Piano’s own suite of products acts on a similar understanding of the business. Beyond providing product solutions, it offers “Content Monetization Consulting,” trying to develop new revenue streams beyond providing basic digital subscription services.
A consolidated Piano–TinyPass may be more efficient, though a next integration of technologies would cost time to market, and leadership would have to be decided. Would TinyPass’ Trevor Kaufman take on leadership of the company or would current Piano Media C.E.O. Kelly Leach, a veteran news executive who left a 12-year career at Dow Jones, run the combined company? And then there’s the name. Tiny Piano just seems too small for a merger.
Together or apart, these two companies face a wider question: Will they find media partners sufficiently open to innovation?

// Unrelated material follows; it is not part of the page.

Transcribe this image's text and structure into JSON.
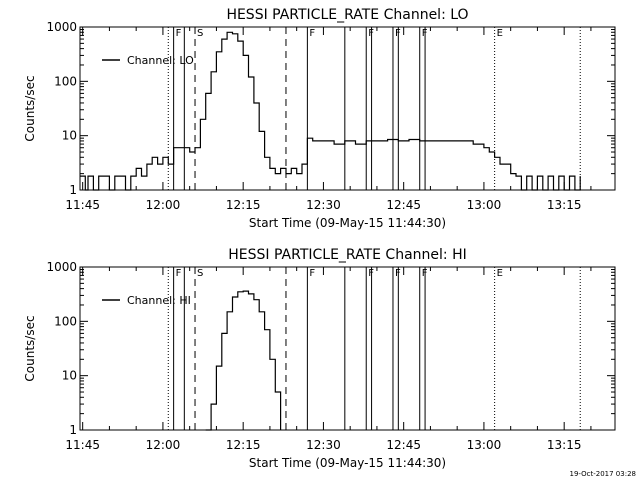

Paywalls 1.0 has been a great boon, helping add at least a half a billion in circulation revenue for the daily newspaper industry alone. Yet, that revenue, and that first-stage strategy, looks like it has stalled. The kind of audience targeting and niching that both companies would like to offer is what’s needed, not just for paywall tech fortunes, but for the media companies themselves. As Google and Facebook dominate digital advertising, getting more money from that small percentage of the audience that loves a news or magazine brand is imperative. And, in all things digital, acting smartly on data is the only way to get there.